Image credit: Prelinger Archives/Wikimedia


From the utter morons who offer us tales of resurgent failed empires, we turn to a columnist who might actually be worth reading, Dave Zirin:
From their days in Brooklyn, the Dodgers were the franchise of the immigrants, the strivers, the ones who thought the American Dream was there for those willing to scratch and bleed for it. They were able to maintain this persona even when they broke Brooklyn's heart and absconded for the Left Coast.
...
Precisely because this team has always lived at the heart of the national Zeitgest, their bankruptcy should be seen as a brutal microcosm of the leveraged capital and dashed dreams that define the new century. As Harold Meyerson wrote in the Washington Post newspaper, the Dodgers now represent: "a particularly vicious form of capitalism that America has come to know too well the past few decades: a new owner takes over a venerable firm and extracts what he can for himself, decimating the company and damaging the community in the process."

Dodger's Bankruptcy Reveals Much About The US
It is, in many ways. It's almost inconceivable to me that the Dodgers could be bankrupt. They live in one of the biggest baseball markets in the country, which includes the second largest city in America. Since moving to the West Coast, they've been generally successful, being a dominant team in both the 1960s and 1980s, and generally being a contender until a few years ago.

That baseball's owners, not exactly the most philanthropic or competent group of billionaires on the planet, see the need to take over the team should tell you just how badly the Dodgers have been run lately. If that's not enough, how about this little snippet today from the Wall Street Journal blog:
The Los Angeles Dodgers received court approval Tuesday to tap part of a $150 million bankruptcy loan from a J.P. Morgan Chase & Co.-owned hedge-fund manager that will fund the team’s operations while owner Frank McCourt scrambles to keep control of the team.

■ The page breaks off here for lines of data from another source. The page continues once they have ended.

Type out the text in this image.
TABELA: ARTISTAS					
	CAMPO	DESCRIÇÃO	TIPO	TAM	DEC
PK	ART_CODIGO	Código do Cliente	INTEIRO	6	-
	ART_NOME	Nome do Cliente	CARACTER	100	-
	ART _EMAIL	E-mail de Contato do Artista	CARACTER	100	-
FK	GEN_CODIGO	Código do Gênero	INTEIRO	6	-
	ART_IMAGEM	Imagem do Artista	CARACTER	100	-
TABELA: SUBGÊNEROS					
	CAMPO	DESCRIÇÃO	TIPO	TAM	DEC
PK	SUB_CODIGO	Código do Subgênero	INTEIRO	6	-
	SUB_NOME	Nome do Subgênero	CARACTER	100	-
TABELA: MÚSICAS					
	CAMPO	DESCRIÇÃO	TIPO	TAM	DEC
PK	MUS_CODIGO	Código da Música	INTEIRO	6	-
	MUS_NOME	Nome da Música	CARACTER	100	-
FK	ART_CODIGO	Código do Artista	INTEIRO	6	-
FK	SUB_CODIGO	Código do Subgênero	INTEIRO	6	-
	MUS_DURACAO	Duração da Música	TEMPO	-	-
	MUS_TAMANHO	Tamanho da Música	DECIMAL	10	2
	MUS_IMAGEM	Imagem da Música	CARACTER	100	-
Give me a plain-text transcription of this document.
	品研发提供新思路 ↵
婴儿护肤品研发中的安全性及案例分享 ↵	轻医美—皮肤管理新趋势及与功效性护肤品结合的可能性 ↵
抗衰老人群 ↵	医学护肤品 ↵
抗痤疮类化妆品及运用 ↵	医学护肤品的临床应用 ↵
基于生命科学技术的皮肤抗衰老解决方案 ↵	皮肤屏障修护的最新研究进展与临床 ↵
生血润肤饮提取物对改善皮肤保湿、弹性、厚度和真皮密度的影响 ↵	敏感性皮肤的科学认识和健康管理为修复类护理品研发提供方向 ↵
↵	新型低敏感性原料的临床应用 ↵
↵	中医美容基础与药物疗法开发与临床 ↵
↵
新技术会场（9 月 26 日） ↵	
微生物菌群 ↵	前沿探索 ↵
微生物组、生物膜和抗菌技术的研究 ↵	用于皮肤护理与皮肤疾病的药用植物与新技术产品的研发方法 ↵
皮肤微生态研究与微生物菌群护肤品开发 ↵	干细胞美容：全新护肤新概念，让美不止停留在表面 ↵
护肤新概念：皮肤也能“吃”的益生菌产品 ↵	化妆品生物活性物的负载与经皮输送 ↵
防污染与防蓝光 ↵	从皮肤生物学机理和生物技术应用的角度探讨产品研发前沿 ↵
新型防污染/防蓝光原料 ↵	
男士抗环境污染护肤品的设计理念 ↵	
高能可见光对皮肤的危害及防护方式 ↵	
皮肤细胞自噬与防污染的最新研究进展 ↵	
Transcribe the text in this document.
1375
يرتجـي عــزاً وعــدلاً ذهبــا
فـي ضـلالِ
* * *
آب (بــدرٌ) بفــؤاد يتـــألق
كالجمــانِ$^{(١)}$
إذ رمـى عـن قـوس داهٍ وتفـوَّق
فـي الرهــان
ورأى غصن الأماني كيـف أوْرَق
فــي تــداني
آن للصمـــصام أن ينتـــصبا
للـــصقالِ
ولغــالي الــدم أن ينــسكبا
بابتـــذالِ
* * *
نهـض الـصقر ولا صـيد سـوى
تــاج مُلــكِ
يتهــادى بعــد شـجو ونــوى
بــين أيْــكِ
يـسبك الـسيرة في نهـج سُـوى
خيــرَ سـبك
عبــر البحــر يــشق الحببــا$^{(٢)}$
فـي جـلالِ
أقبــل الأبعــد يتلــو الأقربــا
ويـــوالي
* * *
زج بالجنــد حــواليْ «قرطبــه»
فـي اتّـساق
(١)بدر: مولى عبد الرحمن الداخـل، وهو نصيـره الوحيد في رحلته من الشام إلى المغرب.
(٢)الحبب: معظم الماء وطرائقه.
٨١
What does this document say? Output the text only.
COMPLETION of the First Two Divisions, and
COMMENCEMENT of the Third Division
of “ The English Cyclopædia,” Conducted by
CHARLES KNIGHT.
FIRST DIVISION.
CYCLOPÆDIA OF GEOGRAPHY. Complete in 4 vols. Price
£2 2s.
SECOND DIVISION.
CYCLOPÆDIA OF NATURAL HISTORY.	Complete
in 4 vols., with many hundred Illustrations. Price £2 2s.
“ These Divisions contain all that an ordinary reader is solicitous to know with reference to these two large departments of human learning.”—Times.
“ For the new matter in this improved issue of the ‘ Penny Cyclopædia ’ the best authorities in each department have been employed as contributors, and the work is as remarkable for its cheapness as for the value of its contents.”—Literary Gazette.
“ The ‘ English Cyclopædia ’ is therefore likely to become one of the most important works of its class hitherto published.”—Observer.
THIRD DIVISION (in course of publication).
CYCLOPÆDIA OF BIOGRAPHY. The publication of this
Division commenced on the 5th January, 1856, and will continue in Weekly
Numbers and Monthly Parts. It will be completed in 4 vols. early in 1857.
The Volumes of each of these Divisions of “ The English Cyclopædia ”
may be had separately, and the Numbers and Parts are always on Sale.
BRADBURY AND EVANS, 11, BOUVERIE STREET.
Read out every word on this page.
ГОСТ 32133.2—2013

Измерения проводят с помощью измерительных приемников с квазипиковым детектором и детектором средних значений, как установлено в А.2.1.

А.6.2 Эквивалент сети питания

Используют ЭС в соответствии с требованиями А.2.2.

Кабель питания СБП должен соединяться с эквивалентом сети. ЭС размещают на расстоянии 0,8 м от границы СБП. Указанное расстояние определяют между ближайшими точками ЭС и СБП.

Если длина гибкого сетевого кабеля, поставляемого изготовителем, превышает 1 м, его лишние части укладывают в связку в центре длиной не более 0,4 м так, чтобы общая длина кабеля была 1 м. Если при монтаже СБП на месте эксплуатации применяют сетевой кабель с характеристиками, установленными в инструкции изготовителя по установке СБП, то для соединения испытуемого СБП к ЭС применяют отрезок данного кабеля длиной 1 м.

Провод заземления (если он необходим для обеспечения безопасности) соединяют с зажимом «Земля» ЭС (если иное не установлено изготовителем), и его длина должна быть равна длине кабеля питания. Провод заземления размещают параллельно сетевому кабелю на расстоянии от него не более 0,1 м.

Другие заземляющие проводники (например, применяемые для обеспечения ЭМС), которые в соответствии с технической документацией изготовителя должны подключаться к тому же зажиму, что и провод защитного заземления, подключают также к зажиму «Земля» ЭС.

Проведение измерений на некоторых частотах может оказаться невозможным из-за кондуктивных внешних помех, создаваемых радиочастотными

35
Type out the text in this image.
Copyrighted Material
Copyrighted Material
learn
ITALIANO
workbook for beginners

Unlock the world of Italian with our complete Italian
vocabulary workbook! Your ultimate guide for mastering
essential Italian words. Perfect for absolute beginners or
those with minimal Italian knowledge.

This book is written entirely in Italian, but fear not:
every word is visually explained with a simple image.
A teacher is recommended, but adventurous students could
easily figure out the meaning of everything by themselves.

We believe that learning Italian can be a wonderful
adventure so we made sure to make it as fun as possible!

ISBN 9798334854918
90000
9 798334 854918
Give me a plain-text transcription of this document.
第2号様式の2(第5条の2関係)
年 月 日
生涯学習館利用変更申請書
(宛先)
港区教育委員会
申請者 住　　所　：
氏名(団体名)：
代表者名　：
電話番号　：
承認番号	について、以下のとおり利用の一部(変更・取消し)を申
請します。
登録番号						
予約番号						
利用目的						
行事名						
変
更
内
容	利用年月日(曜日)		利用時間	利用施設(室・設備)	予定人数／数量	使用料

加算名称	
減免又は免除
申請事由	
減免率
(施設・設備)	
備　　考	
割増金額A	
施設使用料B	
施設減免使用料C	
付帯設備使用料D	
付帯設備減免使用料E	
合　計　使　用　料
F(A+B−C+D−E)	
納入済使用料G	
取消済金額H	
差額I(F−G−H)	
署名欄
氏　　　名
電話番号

The Daily Docket: Dodgers Win OK To Tap Bankruptcy Loan
Or the Los Angeles Times from a couple of days ago:
The Dodgers have filed for bankruptcy protection, a bid by Frank McCourt to preserve his ownership of the team by prodding a judge to override the rules of Major League Baseball.

McCourt will ask a Delaware bankruptcy judge Tuesday to approve interim financing to meet this week's payroll. McCourt would then retain immediate control of the Dodgers, with the intention of negotiating a television rights deal that would satisfy the court by paying off all creditors in full.

In filing for bankruptcy, Dodgers will ask judge to override MLB rules
Doesn't it just inspire confidence, not to mention more thoughts about symbolic relationships to American decline, that McCourt has filed this petition in a state whose legal system and tax structure are designed to appeal to rich financial vampires like McCourt?

I've never been that sentimental about the Dodgers, primarily because since I've been a young pup they've always been that team who are out on the West Coast now, after having abandoned their loyal, if not exactly prosperous, fan base for more lucrative environs. But they were the team of working class New York, and they were the team of Jackie Robinson. They were the team their fans affectionately referred to as "Dem Bums", because for a long time they were the low team on the New York City sports totem pole. They mean something to even those of us who have a hard time getting past our cynical view of sports and the people who run it, because they were, at one time, very special. That is, they were special until they were taken over by self-centered egomaniacs who took everything from them they could steal.

Just like America.

And isn't it just symbolic of the decline of the American press that you can read the paranoid rantings of a clown like Niall Ferguson at one of the premier publications in American news, but you only seem to be able to read a thoughtful, but sad story like Zirin's on Al Jazeera?

UPDATE: If you're looking for a little more background information on Frank McCourt, I recommend Dan Shaughnessy's column in Sports Illustrated:
Selig needs to untangle himself from the McCourts as fast as possible, but he's dealing with folks who love litigation as much as Charles Barkley loves cookies. Bet Frank sues MLB any day now.

McCourt's ownership of Dodgers was a disaster from the start
McCourt probably could have sold the Dodgers if he'd wanted. That he didn't, and instead filed for bankruptcy, should be an indication of how screwed up things are in Chavez Ravine.